Atami is twinned with:
- JPN Beppu, Ōita, Japan, since August 1966
- ITA Sanremo, Italy, since November 1976
- POR Cascais, Portugal, since July 1990
- PRC Zhuhai, China, friendship city since July 2004

==Notable people==

- Yū Hayami, singer, actress
- Yuka Imai, voice actress
- Yuji Ohno, jazz musician
- Atamifuji Sakutarō, professional sumo wrestler
- Mitsuko Uchida, classical pianist

== Local attractions==
- Atami Castle, a Japanese castle replica serving as a museum, built in 1959. Features a garden with over 200 sakura trees
- Church of World Messianity headquarters
- Izusan Jinja, an ancient Shinto shrine, a major site of the syncretic Shugendō religion
- MOA Museum of Art, housing the extensive art collection of eccentric multimillionaire and religious leader Mokichi Okada
- Peace Pagoda, built by Nipponzan-Myōhōji in 1961

==In popular culture==
- In the 1951 film Tokyo File 212, a key scene takes place at a resort in Atami.
- In the 1953 film Tokyo Story, the parents visit the hot springs in Atami.
- Much of the 1953 film, A Japanese Tragedy, is set in Atami.
- Atami appears in the 1954 film, Golden Demon (Konjiki Yasha), based on the novel of the same name by Kōyō Ozaki, as the place where two main characters become engaged to be married.
- In the 1962 film King Kong vs.
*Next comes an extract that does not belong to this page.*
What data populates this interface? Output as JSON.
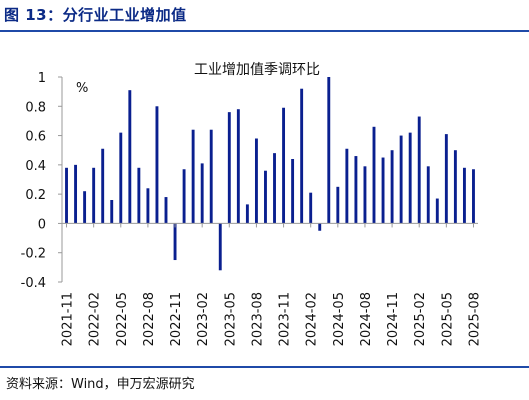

Godzilla, the final throes of the film's climactic battle between Godzilla and King Kong sees them descending Mount Fuji and into Atami. After destroying Atami Castle during a trade of blows, the two monsters fall over a cliff into Sagami Bay, with Kong emerging as the victor of the fight.
- In the 1967 film Gappa, the Triphibian Monster, the two adult Gappa creatures make landfall in Atami, destroying much of it in the process.
- In episode 89 of the anime series Urusei Yatsura, Mrs. Moroboshi wins a 2-day trip to Atami with her husband, leaving her son Ataru, the main character, at home alone with Lum.
- In the Studio Ghibli anime drama, Only Yesterday, the main character Taeko goes to Atami at age 10, visiting some of the onsen, but she passes out in the Roman bath from dizziness.
- In the first episode of Neon Genesis Evangelion, Shinji Ikari is picked up by Misato Katsuragi in Atami.
- Atami is the setting of the 2010 TV drama Atami no Sousakan.
- In the 2016 anime series Prince of Stride, Atami is the first stop in the End of Summer Trial Tour.
- The 2017 manga Wash It All Away is set in Atami, as is its 2026 anime adaptation.
- In the 2019 video game AI: The Somnium Files, protagonist Kaname Date is a detective solving a murder mystery. In one of the game's endings, he quits the case and goes with a woman to Atami. In the 2022 sequel AI: The Somnium Files – Nirvana Initiative, protagonist Kuruto Ryuki can have a similar ending with the same woman.